Buenos Aires - O jogador Carlos Tevez está passando seus dias na capital argentina dedicado intensamente à cumbia, seu gênero musical preferido. Após ter aparecido inesperadamente na apresentação do grupo Los Palmeras (Os Palmeiras) na segunda-feira à noite no Teatro Gran Rex, no qual cantou o hit ''Bombón Asesino'' (Bombom Assassino), Tevez reuniu-se com seu grupo musical, o Piola Vago (Espertalhão Vagal), para gravar o segundo CD da banda. O jogador não fez declarações à imprensa e continua mantendo uma atitude discreta.
Junto com um grupo de nove amigos de seu antigo bairro, o Fuerte Apache, Tevez fundou o Piola Vago em 2003. O jogador decidiu criar a banda para que os amigos da infância continuassem tendo um motivo para se encontrar e não se separassem. O plano de criar uma banda de cumbia (gênero musical de remotas origens colombianas que nos últimos 15 anos transformou-se no ritmo mais popular da Argentina, especialmente na classe baixa) deparou-se com o problema de que quase nenhum dos integrantes sabia tocar um instrumento. Tevez, no entanto, não considerou que isso fosse um obstáculo. O próprio jogador confessou anos atrás: ''Não sou músico, nem sei cantar...só faço isso porque os rapazes me pedem''.

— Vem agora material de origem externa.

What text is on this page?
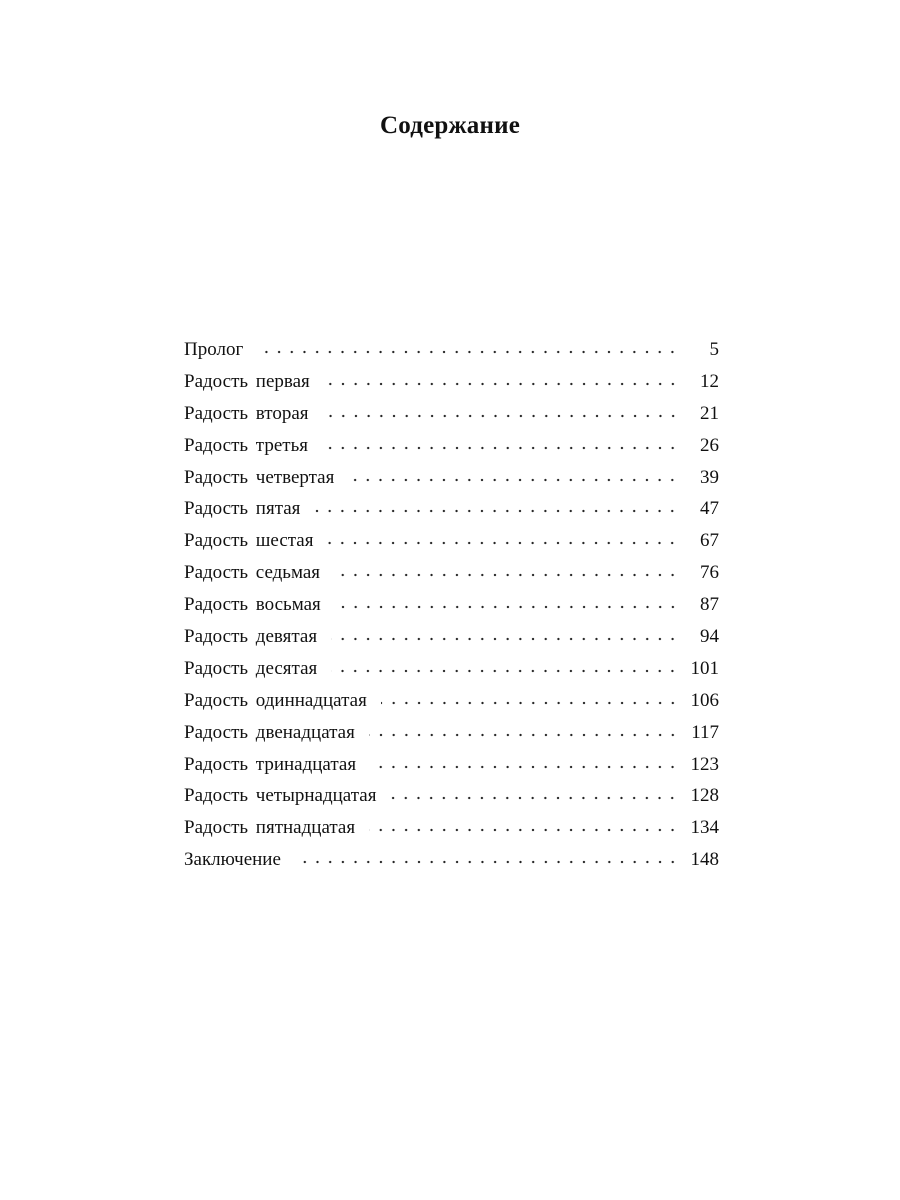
Содержание
Пролог	5
Радость первая	12
Радость вторая	21
Радость третья	26
Радость четвертая	39
Радость пятая	47
Радость шестая	67
Радость седьмая	76
Радость восьмая	87
Радость девятая	94
Радость десятая	101
Радость одиннадцатая	106
Радость двенадцатая	117
Радость тринадцатая	123
Радость четырнадцатая	128
Радость пятнадцатая	134
Заключение	148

O primeiro CD, ''Los Pibes del Barrio'' (Os garotos do bairro), teve destaque entre o público argentino, mas não chegou a tornar-se um hit. No ano passado, o CD vendeu 30 mil cópias, um volume baixo se for levado em conta que na cumbia, para ser considerado um sucesso, é preciso vender pelo menos 100 mil CDs.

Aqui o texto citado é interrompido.